CNBC : Online housing searches indicate bounce

CNBC's Jane Wells is reporting that Internet data miners indicate the online search queries for "homes for sale" is up 42%, suggesting that the housing market is poised to pick up.

The reader who e-mailed me this article suggests maybe that the opposite is true. People are searching to see what homes are listed for in their neighborhood to gauge possible list prices.

According to some Internet data miners, online search queries could be a better economic indicator.

Over the past five weeks, there's been a 42% increase in the number of Internet searches involving the phrase "homes for sale," according to Hitwise, a firm which measures Web traffic.
I for one hope that the market continues on it's track in the Puget Sound region, but my sense is that this Fall will be an indicator of where the market will go. Thing is, I thought that to be the case last year. So,what do I know?

6 comments:

David Aldrich said...

I'd be willing to bet that on-line seaches for [insert stock or mutual fund symbol] were up 42% in early 2000. Did that indicate a bounce?

Anonymous said...

Just some anecdotal evidence :

I've been telling anyone who would listen, since last winter, to get a free Zip account and watch DOM's increases and price reductions.

Last winter and spring hardly anyone took me up on that. They just didn't believe it was actually happening.

But now that the evidence is mounting and word's getting out about the turning market, more people are geting those accounts and watching the market.

It's giving a lot of would-be buyers hope to watch it fall.

Anonymous said...

Just signed up and did a search of listings with price reductions in Ballard (zip 98117). 77 listings...

plymster said...

So by checking the market to watch it fall, people are using this as an indicator that buyers are itching to buy?

It's like Schrodinger's cat. Buyers exist and don't exist at the same time.

Anonymous said...

You can tell they're getting desperate when they're resorting to stats like this. When it goes from "homes closed" to "homes shown" to "homes asked about on the internet" you know things are bad.

Anonymous said...

This sort of deduction is simply someone "guessing" what a given set of statistics might mean and reading their own bias into it.

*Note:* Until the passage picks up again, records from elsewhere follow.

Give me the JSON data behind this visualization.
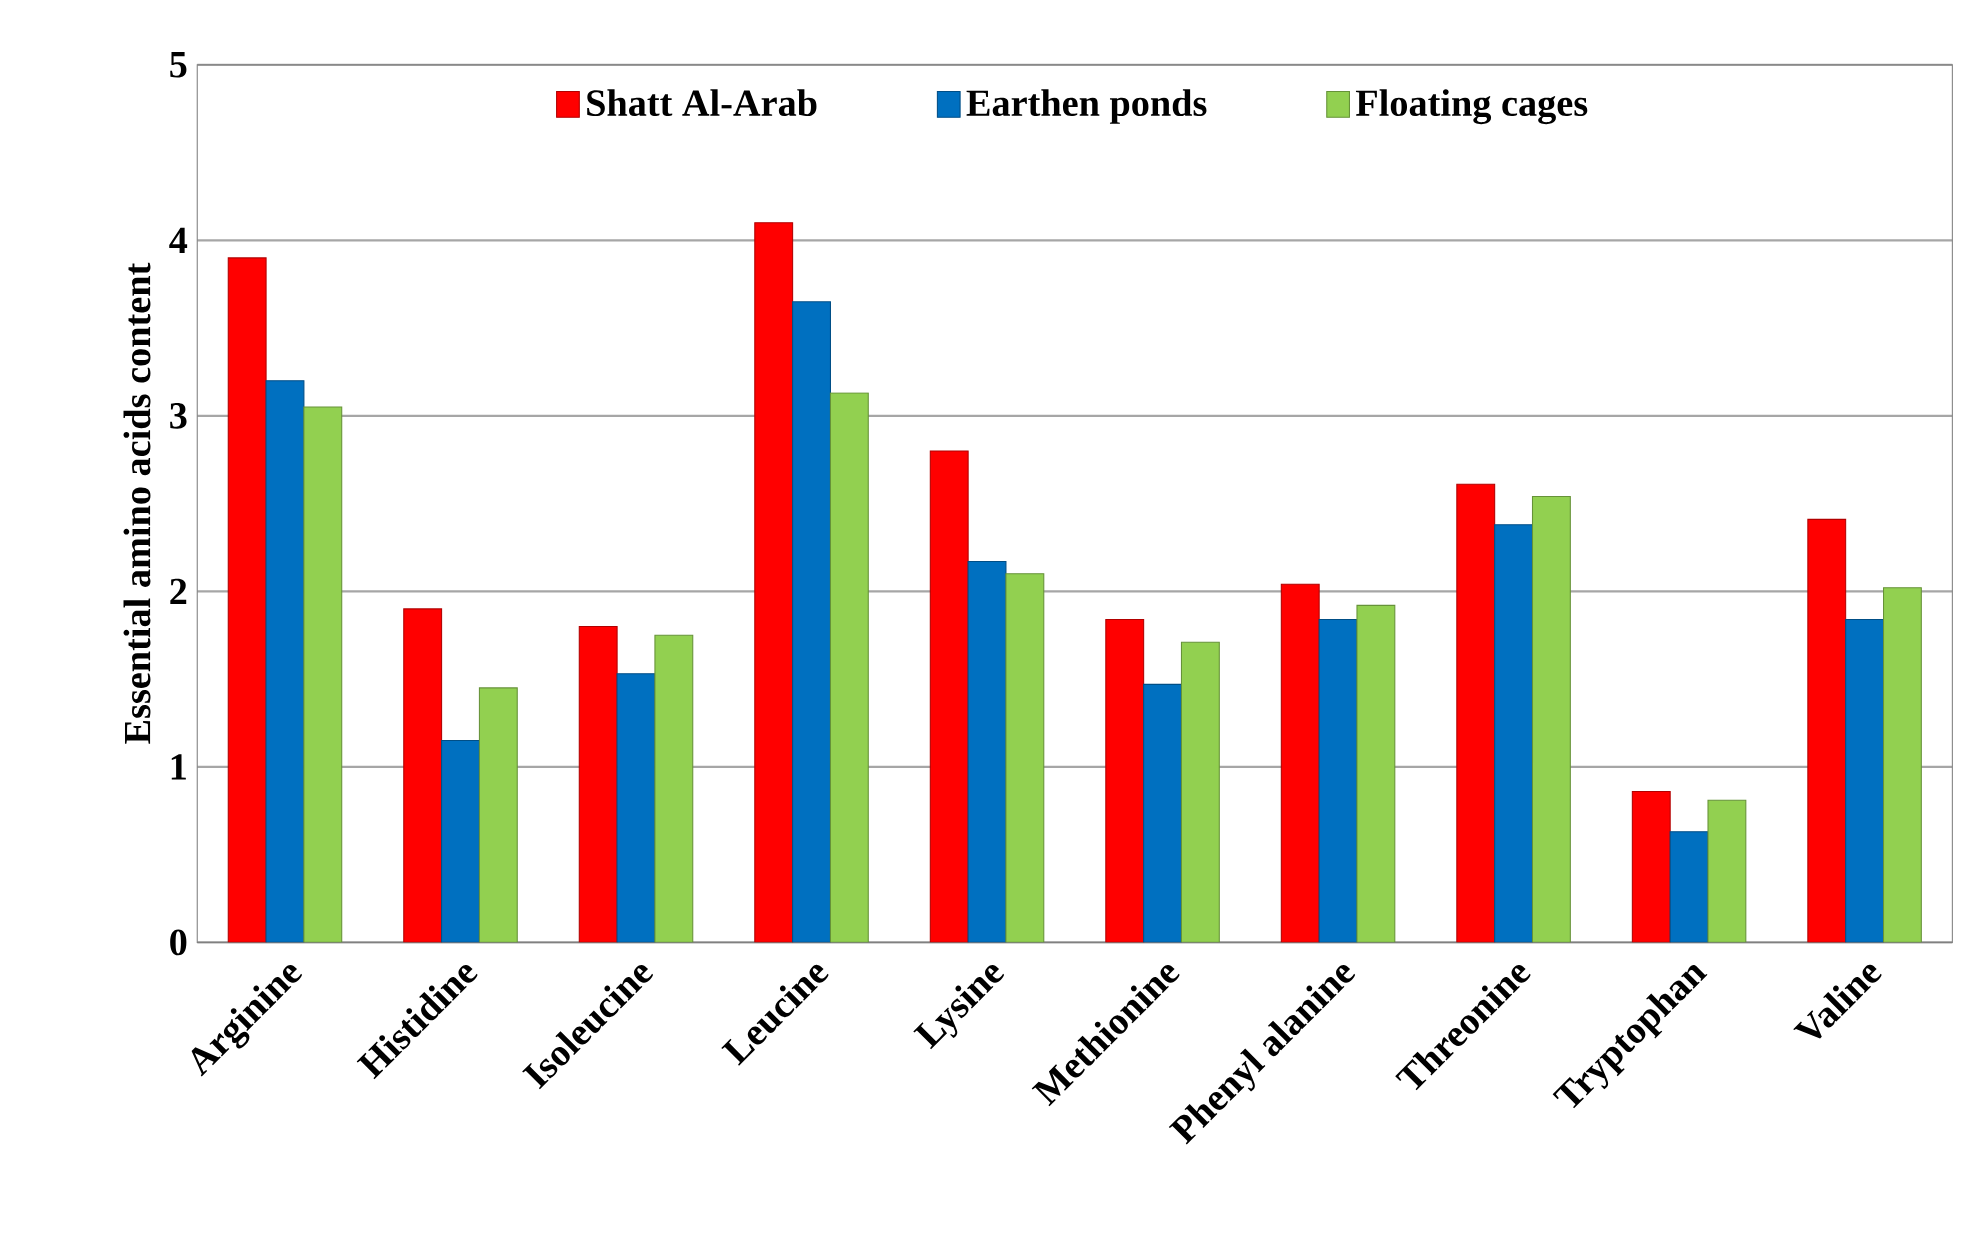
{
  "chart_data": {
    "type": "bar",
    "ylabel": "Essential amino acids content",
    "categories": [
      "Arginine",
      "Histidine",
      "Isoleucine",
      "Leucine",
      "Lysine",
      "Methionine",
      "Phenyl alanine",
      "Threonine",
      "Tryptophan",
      "Valine"
    ],
    "series": [
      {
        "name": "Shatt  Al-Arab",
        "color": "#ff0000",
        "values": [
          3.9,
          1.9,
          1.8,
          4.1,
          2.8,
          1.84,
          2.04,
          2.61,
          0.86,
          2.41
        ]
      },
      {
        "name": "Earthen ponds",
        "color": "#0070c0",
        "values": [
          3.2,
          1.15,
          1.53,
          3.65,
          2.17,
          1.47,
          1.84,
          2.38,
          0.63,
          1.84
        ]
      },
      {
        "name": "Floating cages",
        "color": "#92d050",
        "values": [
          3.05,
          1.45,
          1.75,
          3.13,
          2.1,
          1.71,
          1.92,
          2.54,
          0.81,
          2.02
        ]
      }
    ],
    "ylim": [
      0,
      5
    ],
    "yticks": [
      0,
      1,
      2,
      3,
      4,
      5
    ],
    "grid": "y",
    "legend": "top"
  }
}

This sort of thing is especially rampant in "medical news". How many times have you seen some medical story that follows this "formula"?

"Researchers in [fill in blank] found that out of [fill in blank] people who [fill in the blank], [fill in the blank] percent of these people had [fill in the blank]. Therefore, researchers think that [fill in the blank].

Then another study comes out the following week to prove exactly the opposite!!

No hard science here. Just hit and miss guessing.

Gives the word "speculation" yet another negative connotation.